01. The Danger`s Growing Dark
02. The Black Gem
03. Unholy Alliance
04. Fury of the Storm
05. Mother of Winter Ice
06. Chaos Rising (Instrumental)
07. When Reason Dies
08. Immortal Glory
09. Lady of the Wind
10. The Clash of Fates
11. Steel and Magic
12. The Final Flight
Spielzeit: 64:35 min – Genre: Power Metal – Label: Eigenveröffentlichung – VÖ: 24.07.2026 – Page: www.magicopera.it
3 Jahre nach dem letzten Album des Bandprojektes MAGIC OPERA des DERDIAN Keyboarders Marco Garau kommt nun das finale Kapitel der Trilogie auf den Markt.
Passenderweise hat das neue Album den Titel „The Final Flight“.
Erneut ist das Ganze ein Konzeptalbum und dreht sich wie bisher auch um die Amtork Saga, die ihr auf der Homepage detailliert nachlesen könnt bei Interesse.
Auf dem neuen Album sind außer Marco selbst noch die Musiker Anton Darusso (WINGS OF DESTINY), Salvatore Giordano (Ex-DERDIAN), Luca Sellitto (TIMELESS FAIRYTALE), Matteo Baschiera (SICK SOCIETY) sowie Ollie Bernstein (ILLUSION FORCE) zu hören.
So, nachdem die Promoinfos abgefrühstückt sind kommen wir dann nun mal zu den neuen Songs des finalen Albums. Als Opener erwartet uns „The Danger`s Growing Dark“ der erst recht langsam und bedächtig daherkommt. Bei über 7 Minuten Länge kann man sich aber schon denken, das ändert sich noch. Und ja richtig, so nach gut 1 Minute wird daraus ein Midtempo Power Metal Track der in Richtung RHAPSODY OF FIRE geht und ab und an von Growls unterbrochen wird.

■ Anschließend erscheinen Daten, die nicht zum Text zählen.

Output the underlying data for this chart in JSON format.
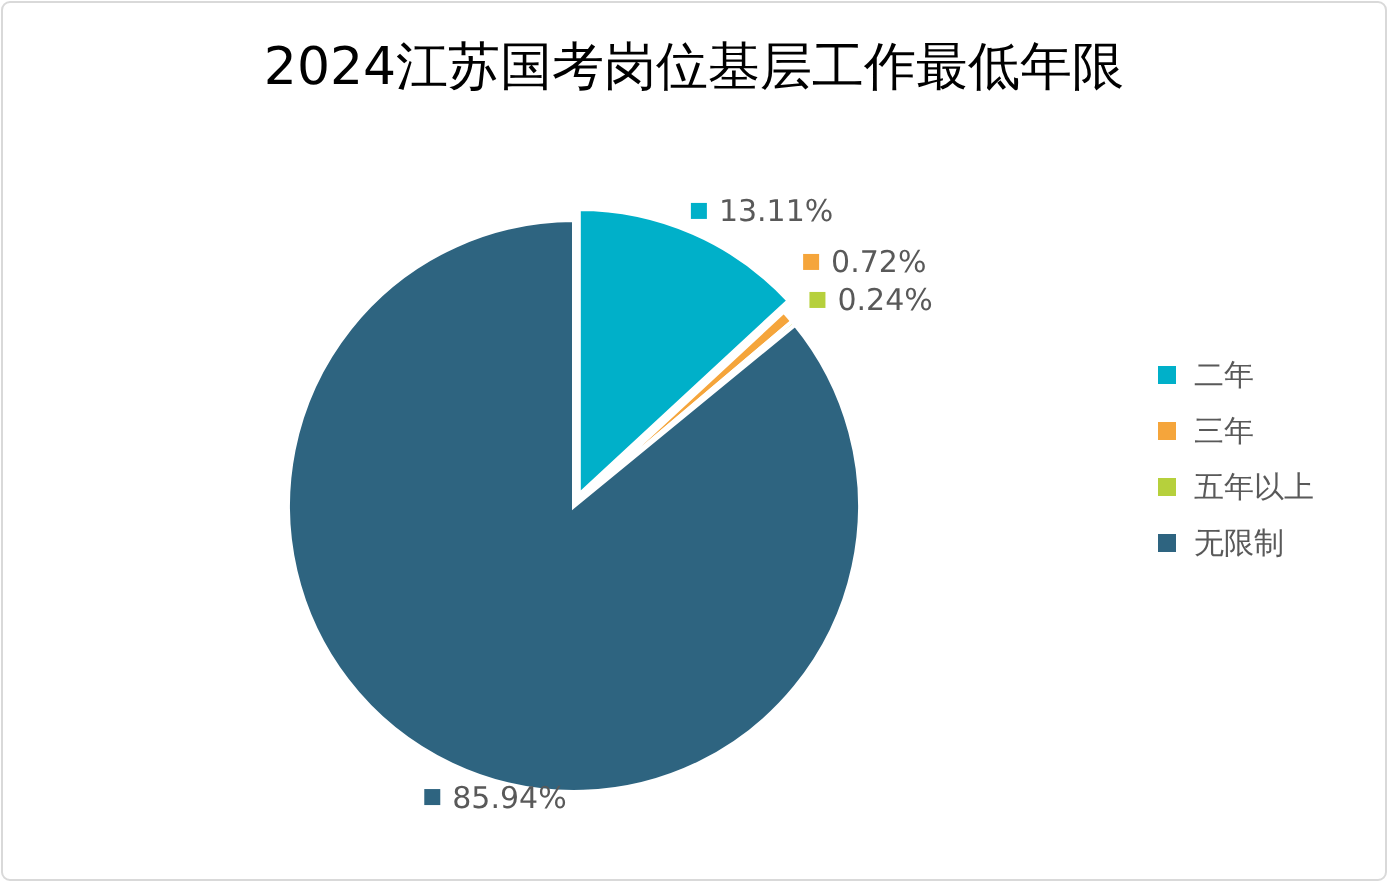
{
  "chart_data": {
    "type": "pie",
    "title": "2024江苏国考岗位基层工作最低年限",
    "categories": [
      "二年",
      "三年",
      "五年以上",
      "无限制"
    ],
    "values": [
      13.11,
      0.72,
      0.24,
      85.94
    ],
    "value_labels": [
      "13.11%",
      "0.72%",
      "0.24%",
      "85.94%"
    ],
    "colors": [
      "#00b0c9",
      "#f5a53b",
      "#b6d03c",
      "#2e6480"
    ],
    "legend": "right"
  }
}
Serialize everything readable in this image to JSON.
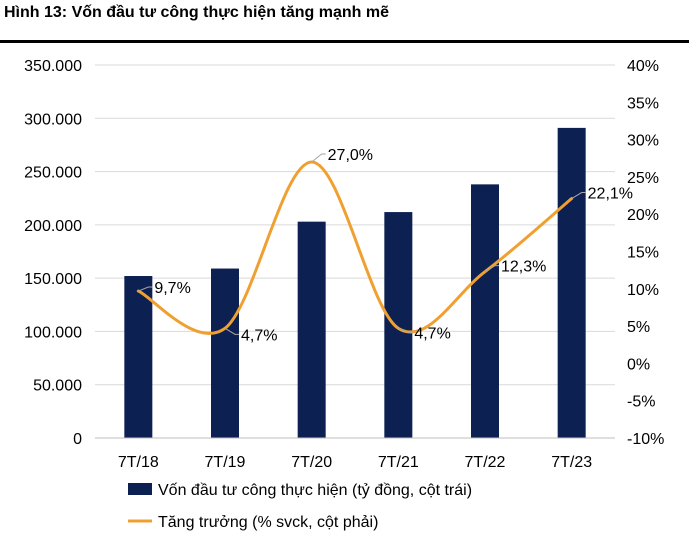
{
  "chart_data": {
    "type": "bar+line",
    "title": "Hình 13: Vốn đầu tư công thực hiện tăng mạnh mẽ",
    "categories": [
      "7T/18",
      "7T/19",
      "7T/20",
      "7T/21",
      "7T/22",
      "7T/23"
    ],
    "series": [
      {
        "name": "Vốn đầu tư công thực hiện (tỷ đồng, cột trái)",
        "type": "bar",
        "axis": "left",
        "color": "#0c2052",
        "values": [
          152000,
          159000,
          203000,
          212000,
          238000,
          291000
        ]
      },
      {
        "name": "Tăng trưởng (% svck, cột phải)",
        "type": "line",
        "axis": "right",
        "color": "#f0a030",
        "values": [
          9.7,
          4.7,
          27.0,
          4.7,
          12.3,
          22.1
        ],
        "labels": [
          "9,7%",
          "4,7%",
          "27,0%",
          "4,7%",
          "12,3%",
          "22,1%"
        ]
      }
    ],
    "left_axis": {
      "min": 0,
      "max": 350000,
      "ticks": [
        "0",
        "50.000",
        "100.000",
        "150.000",
        "200.000",
        "250.000",
        "300.000",
        "350.000"
      ]
    },
    "right_axis": {
      "min": -10,
      "max": 40,
      "ticks": [
        "-10%",
        "-5%",
        "0%",
        "5%",
        "10%",
        "15%",
        "20%",
        "25%",
        "30%",
        "35%",
        "40%"
      ]
    },
    "grid": true,
    "legend": "bottom"
  }
}
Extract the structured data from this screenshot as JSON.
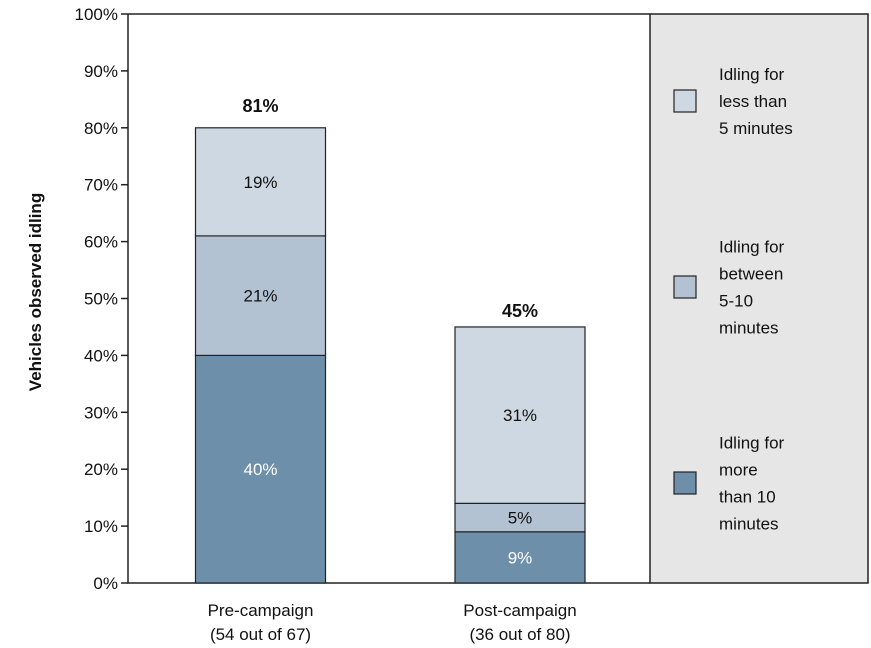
{
  "chart_data": {
    "type": "bar",
    "stacked": true,
    "ylabel": "Vehicles observed idling",
    "xlabel": "",
    "ylim": [
      0,
      100
    ],
    "y_ticks": [
      "0%",
      "10%",
      "20%",
      "30%",
      "40%",
      "50%",
      "60%",
      "70%",
      "80%",
      "90%",
      "100%"
    ],
    "categories": [
      [
        "Pre-campaign",
        "(54 out of 67)"
      ],
      [
        "Post-campaign",
        "(36 out of 80)"
      ]
    ],
    "series": [
      {
        "name": "Idling for more than 10 minutes",
        "legend_lines": [
          "Idling for",
          "more",
          "than 10",
          "minutes"
        ],
        "color": "#6e8faa",
        "label_color": "#ffffff",
        "values": [
          40,
          9
        ],
        "labels": [
          "40%",
          "9%"
        ]
      },
      {
        "name": "Idling for between 5-10 minutes",
        "legend_lines": [
          "Idling for",
          "between",
          "5-10",
          "minutes"
        ],
        "color": "#b3c2d3",
        "label_color": "#111111",
        "values": [
          21,
          5
        ],
        "labels": [
          "21%",
          "5%"
        ]
      },
      {
        "name": "Idling for less than 5 minutes",
        "legend_lines": [
          "Idling for",
          "less than",
          "5 minutes"
        ],
        "color": "#cdd8e2",
        "label_color": "#111111",
        "values": [
          19,
          31
        ],
        "labels": [
          "19%",
          "31%"
        ]
      }
    ],
    "totals": [
      81,
      45
    ],
    "total_labels": [
      "81%",
      "45%"
    ],
    "grid": false,
    "legend_position": "right",
    "legend_background": "#e6e6e6"
  }
}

„The Black Gem“ im Anschluss nimmt dann den Faden gekonnt auf und spinnt ihn gut weiter. Der roughe Gesang von Anton Darusso fällt hier besonders auf! Unterlegt mit Double Bass Einsatz und vielen neoklassischen Gitarren und Keyboardriffs bahnt sich die Nummer schnell ihren Weg in die Gehörgänge.
Bei „Unholy Alliance” bleibt die musikalische Rezeptur gleich, man bekommt nur noch ein paar Folkeinflüsse um die Ohren, „Fury of the Storm“ ist dann auch wieder ein wahre Hitbombe geworden die mit Melodic und Eingängigkeit voll punkten kann und das anschließende „Mother of Winter Ice“ ist dann ein Ausflug in den Hochgeschwindigkeits- Power Metal geworden.
Nach dem neoklassischen Instrumentalen Ausflug bei „Chaos Rising“ geht es bei „When Reason Dies“ und „Immortal Glory“ ordentlich zur Sache. Viel Härte, viele Growls und harte Vocals prägen hier das Bild und heben die Songs schön vom bisherigen Rest ab.
Zum Ausgleich gibt es danach mit „Lady of the Wind“ eine ruhige und emotionale Powerballade auf die Ohren.
Das letzte Drittel beginnt mit dem wieder sehr neoklassischen „The Clash of Fates“ wo man insgesamt wieder auf den musikalisch bekannten Pfaden wandelt.
Als vorletzten Track hat man mit „Steel And Magic“ den klassischsten Euro Power Metal Track an Bord, der nicht nur vom Titel sondern auch vom Aufbau am Ehesten in die Richtung von FREEDOM CALL und Co geht.
Als Abschluss gibt es dann, wie auch schon beim Vorgänger „Battle of Ice“ den Titeltrack „The Final Flight“ auf die Ohren. Hier wird nochmal in über 6 Minuten alles aufgefahren, was man so auf der Pfanne hat und was man bisher so schön auf der Scheibe gehört hat.
Ein gelungener Abschluss der Platte und schlussendlich auch unter die Trilogie und die Band!
Es war eine tolle Reise in der MAGIC OPERA über die Jahre und die 3 Alben. Ein tolle Geschichte mit entsprechender Mucke die Power Metalanhänger mit Hang zu Keyboard getriebenen Songs auf jeden Fall bestens munden sollte!
Wie aber auch schon auf den Vorgängeralben sind die Songs nix für mal eben nebenbei hören, sondern müssen mit voller Aufmerksamkeit genossen werden. Sonst entgeht einen ziemlich was und das Ganze zündet auch nicht so gut durch.
Für die angesprochene Zielgruppe gibt es auf jeden Fall eine Kaufempfehlung, wenn auch das schon erwähnte Vorgängeralbum einen Tick stärker war.